No. AI excels at pattern matching for known vulnerability types and can significantly accelerate the audit process. However, novel vulnerability classes, complex business logic flaws, and novel attack vectors require human security expertise. Use AI as a force multiplier for human auditors, not a replacement.
How do I validate AI-generated security findings?
All AI findings should be manually verified against the actual code. AI may generate false positives (flagging issues that are not exploitable) or miss edge cases. Use AI findings as a prioritized checklist for manual review rather than a definitive security assessment.
What is the most critical vulnerability class to check first?
Access control vulnerabilities consistently cause the most damage in production. Every smart contract should be meticulously reviewed for authorization bypass before any other vulnerability class.
How do I handle contracts that interact with multiple external systems?
Multi-contract interactions create attack surfaces beyond individual contract review. Analyze the entire call graph and identify trust assumptions between contracts. Focus on what happens when external contracts behave maliciously or incorrectly.
Should I use AI for gas optimization before or after security review?

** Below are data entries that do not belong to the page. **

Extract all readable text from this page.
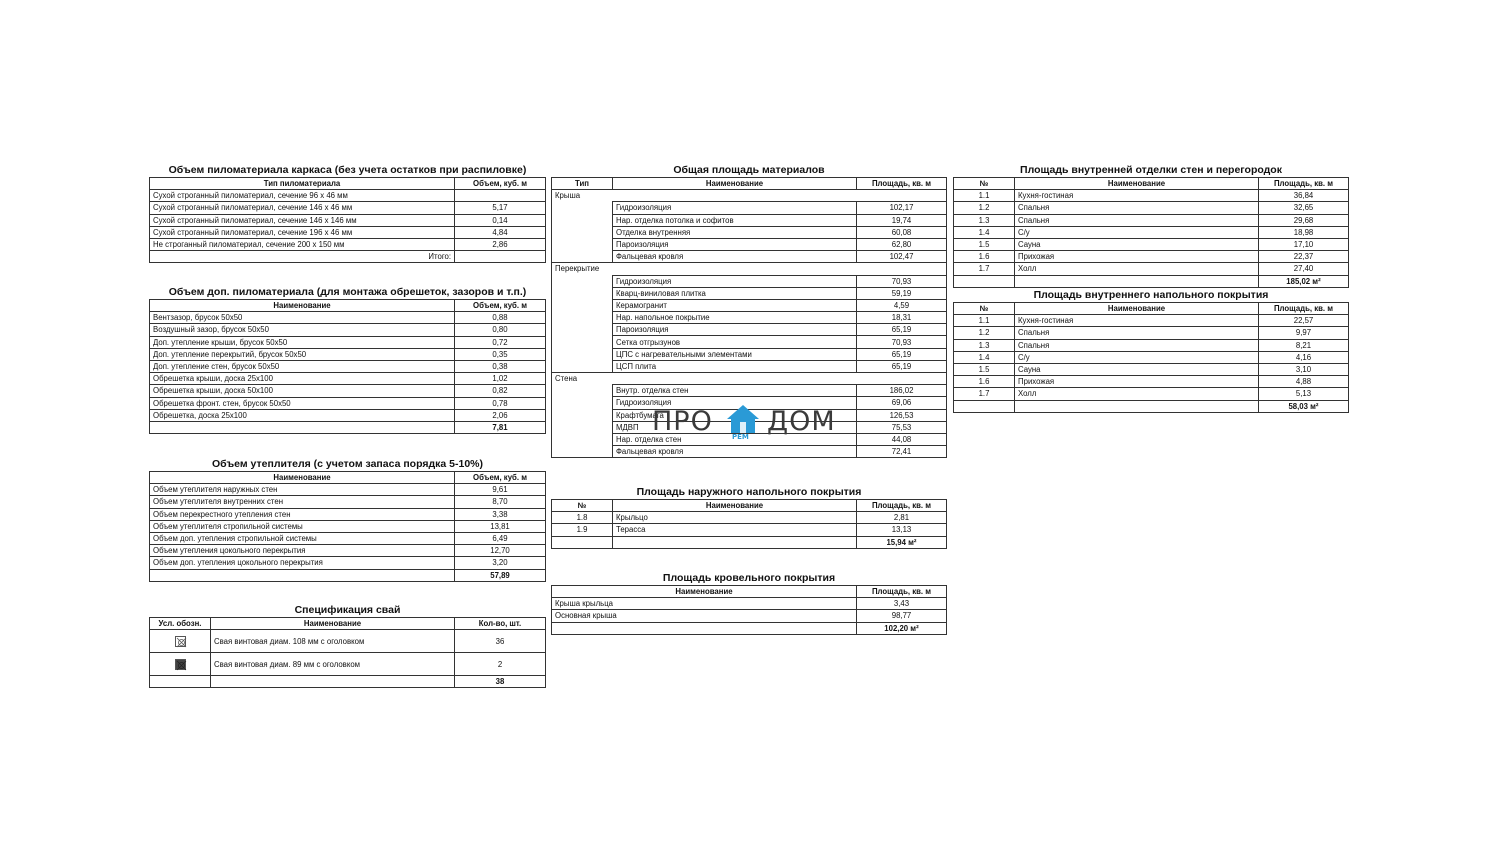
Объем пиломатериала каркаса (без учета остатков при распиловке)
Тип пиломатериала	Объем, куб. м
Сухой строганный пиломатериал, сечение 96 х 46 мм	
Сухой строганный пиломатериал, сечение 146 х 46 мм	5,17
Сухой строганный пиломатериал, сечение 146 х 146 мм	0,14
Сухой строганный пиломатериал, сечение 196 х 46 мм	4,84
Не строганный пиломатериал, сечение 200 х 150 мм	2,86
Итого:	
Объем доп. пиломатериала (для монтажа обрешеток, зазоров и т.п.)
Наименование	Объем, куб. м
Вентзазор, брусок 50х50	0,88
Воздушный зазор, брусок 50х50	0,80
Доп. утепление крыши, брусок 50х50	0,72
Доп. утепление перекрытий, брусок 50х50	0,35
Доп. утепление стен, брусок 50х50	0,38
Обрешетка крыши, доска 25х100	1,02
Обрешетка крыши, доска 50х100	0,82
Обрешетка фронт. стен, брусок 50х50	0,78
Обрешетка, доска 25х100	2,06
	7,81
Объем утеплителя (с учетом запаса порядка 5-10%)
Наименование	Объем, куб. м
Объем утеплителя наружных стен	9,61
Объем утеплителя внутренних стен	8,70
Объем перекрестного утепления стен	3,38
Объем утеплителя стропильной системы	13,81
Объем доп. утепления стропильной системы	6,49
Объем утепления цокольного перекрытия	12,70
Объем доп. утепления цокольного перекрытия	3,20
	57,89
Спецификация свай
Усл. обозн.	Наименование	Кол-во, шт.

	Свая винтовая диам. 108 мм с оголовком	36

	Свая винтовая диам. 89 мм с оголовком	2
		38
Общая площадь материалов
Тип	Наименование	Площадь, кв. м
Крыша		
	Гидроизоляция	102,17
	Нар. отделка потолка и софитов	19,74
	Отделка внутренняя	60,08
	Пароизоляция	62,80
	Фальцевая кровля	102,47
Перекрытие		
	Гидроизоляция	70,93
	Кварц-виниловая плитка	59,19
	Керамогранит	4,59
	Нар. напольное покрытие	18,31
	Пароизоляция	65,19
	Сетка отгрызунов	70,93
	ЦПС с нагревательными элементами	65,19
	ЦСП плита	65,19
Стена		
	Внутр. отделка стен	186,02
	Гидроизоляция	69,06
	Крафтбумага	126,53
	МДВП	75,53
	Нар. отделка стен	44,08
	Фальцевая кровля	72,41
Площадь наружного напольного покрытия
№	Наименование	Площадь, кв. м
1.8	Крыльцо	2,81
1.9	Терасса	13,13
		15,94 м²
Площадь кровельного покрытия
Наименование	Площадь, кв. м
Крыша крыльца	3,43
Основная крыша	98,77
	102,20 м²
Площадь внутренней отделки стен и перегородок
№	Наименование	Площадь, кв. м
1.1	Кухня-гостиная	36,84
1.2	Спальня	32,65
1.3	Спальня	29,68
1.4	С/у	18,98
1.5	Сауна	17,10
1.6	Прихожая	22,37
1.7	Холл	27,40
		185,02 м²
Площадь внутреннего напольного покрытия
№	Наименование	Площадь, кв. м
1.1	Кухня-гостиная	22,57
1.2	Спальня	9,97
1.3	Спальня	8,21
1.4	С/у	4,16
1.5	Сауна	3,10
1.6	Прихожая	4,88
1.7	Холл	5,13
		58,03 м²
ПРО	РЕМ ДОМ
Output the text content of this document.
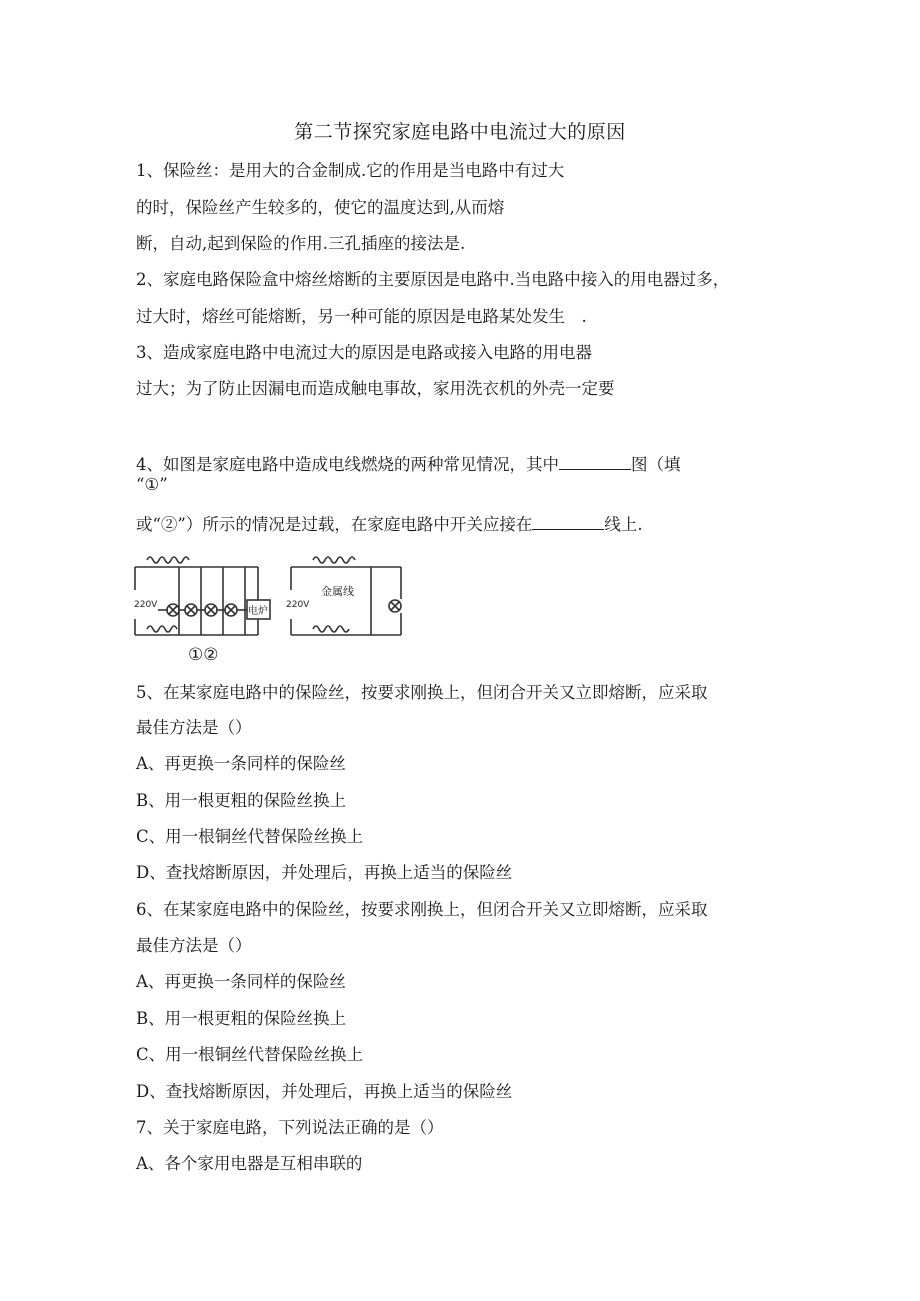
第二节探究家庭电路中电流过大的原因
1、保险丝：是用大的合金制成.它的作用是当电路中有过大
的时，保险丝产生较多的，使它的温度达到,从而熔
断，自动,起到保险的作用.三孔插座的接法是.
2、家庭电路保险盒中熔丝熔断的主要原因是电路中.当电路中接入的用电器过多，
过大时，熔丝可能熔断，另一种可能的原因是电路某处发生　.
3、造成家庭电路中电流过大的原因是电路或接入电路的用电器
过大；为了防止因漏电而造成触电事故，家用洗衣机的外壳一定要
4、如图是家庭电路中造成电线燃烧的两种常见情况，其中	图（填
“①”
或“②”）所示的情况是过载，在家庭电路中开关应接在	线上.
220V	220V
电炉
金属线
①②
5、在某家庭电路中的保险丝，按要求刚换上，但闭合开关又立即熔断，应采取
最佳方法是（）
A、再更换一条同样的保险丝
B、用一根更粗的保险丝换上
C、用一根铜丝代替保险丝换上
D、查找熔断原因，并处理后，再换上适当的保险丝
6、在某家庭电路中的保险丝，按要求刚换上，但闭合开关又立即熔断，应采取
最佳方法是（）
A、再更换一条同样的保险丝
B、用一根更粗的保险丝换上
C、用一根铜丝代替保险丝换上
D、查找熔断原因，并处理后，再换上适当的保险丝
7、关于家庭电路，下列说法正确的是（）
A、各个家用电器是互相串联的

Always complete security review before optimization. Gas optimization sometimes involves trade-offs with security (caching storage reads, for example). Ensure your contract is secure before attempting to reduce transaction costs.
Conclusion
Smart contract security demands rigorous analysis before deployment. AI prompting provides blockchain developers with powerful tools to identify known vulnerability patterns, optimize gas usage, and systematically review contract logic. The key is using AI to augment rather than replace security expertise.
Integrate AI-assisted auditing into your development workflow for maximum benefit. Pre-commit hooks catch obvious issues early, while comprehensive audit prompts prepare contracts for deployment. This layered approach catches more vulnerabilities while making security review less burdensome.
Start implementing these audit prompts in your development workflow today. Measure the improvement in vulnerability detection time and the reduction in post-deployment security incidents.